Oh yeah, so anyway, that’s the prize package.  How do you enter?  Easy – just like the last couple of contests – it just requires a little participation.  A new thread will be set up on Flickr for people to contribute photos.  (It’s already live but entries will not be accepted until midnight Mountain time tonight.)  Here’s the rules:

  1. Since the contest sponsor is onOne – then the theme shall be Numbers.  I am not going to interpret or give any ideas here, but if your photo incorporates something to do with numbers (any number, multiple numbers, use of numbers, whatever), then it will be accepted.
  2. Join the Learning Digital Photography Flickr Group – the images will be shared in there anyway, and this is a great way to see other inspirational images from people that are regularly contributing to the common pool…just make sure you post your images in the thread titled Numbers Contest (easily linked for you right here)
  3. Photos will only be accepted for the month of July (and that are uploaded during that month, so no archived images will be accepted)  Only 31 days to enter so get clicking! 🙂
  4. One photo limit per participant.  Sorry all, but with a prize package this huge, I know there’s going to be a lot of entries, so in order to make judging easier one entry per person.
  5. Photo manipulation is acceptable – after all, it’s for a prize that encourages massaging those pixels, so edit away!  However, you just be the original copyright owner of the photo used – no “borrowing” the work of others.  People found using others images will be removed from consideration.
  6. Images should be no larger than 800 pixels on their longest side, and no shorter than 600 pixels on the longest side.  If you need to upsize a photo, use the onOne Genuine Fractals trial!  🙂  On that note, please also refrain from using digital frames to increase image dimensions – images with frames that advance will be cropped.
  7. By submitting images, you agree to allow your photos to be featured in the web gallery and here on the blog without expectation of compensation.  The three finalists will have an opportunity to have their photos link back to their Flickr Stream, website, or blog if they like as the finalists will be notified of their advancement one day in advance of being featured on the blog.
  8. The product is being offered by the folks from onOne on the basis that it is NFR – not for resale.  The prize cannot be re-sold to someone else.
  9. Judging will be done by myself and I have one representative from onOne who will also assist with making the determination.  Decisions of the judges are final.
  10. There will be three rounds of judging:
    1. As in the past, the initial pool will be whittled down to ten and the images collated into a web gallery for display here on the blog.

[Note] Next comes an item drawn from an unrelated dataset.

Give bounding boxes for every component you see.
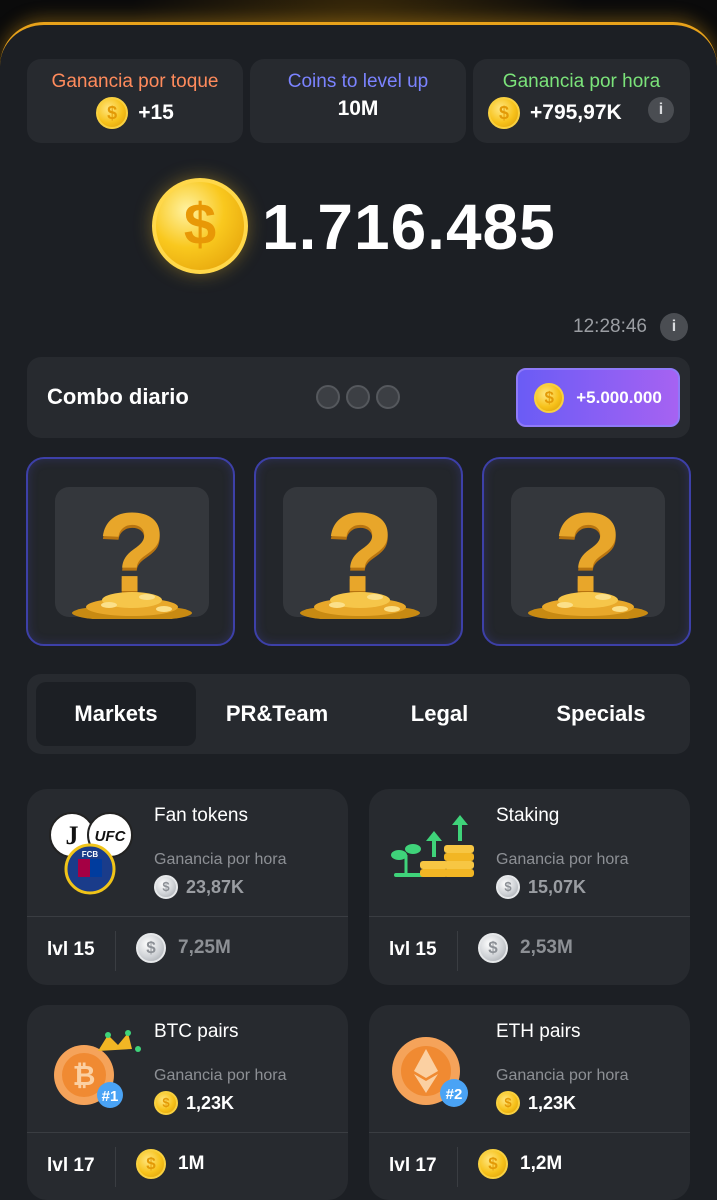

    2. Three finalists will then be pulled and featured here on the blog for a final day or two of consideration.
    3. Last, the grand prize winner will be declared after even more careful determination from all participating judges.  OnOne has generously donated their time for judging as well, so we’ll compare notes and come to a mutual consensus to determine the winner.

Good luck to everyone and have a Happy month of Shooting!  Thanks especially go out to the good folks at OnOne for their generous contribution of the Plugin Suite 4.5 Software for some lucky reader/listener/participant.  Happy shooting and we’ll see you back here tomorrow!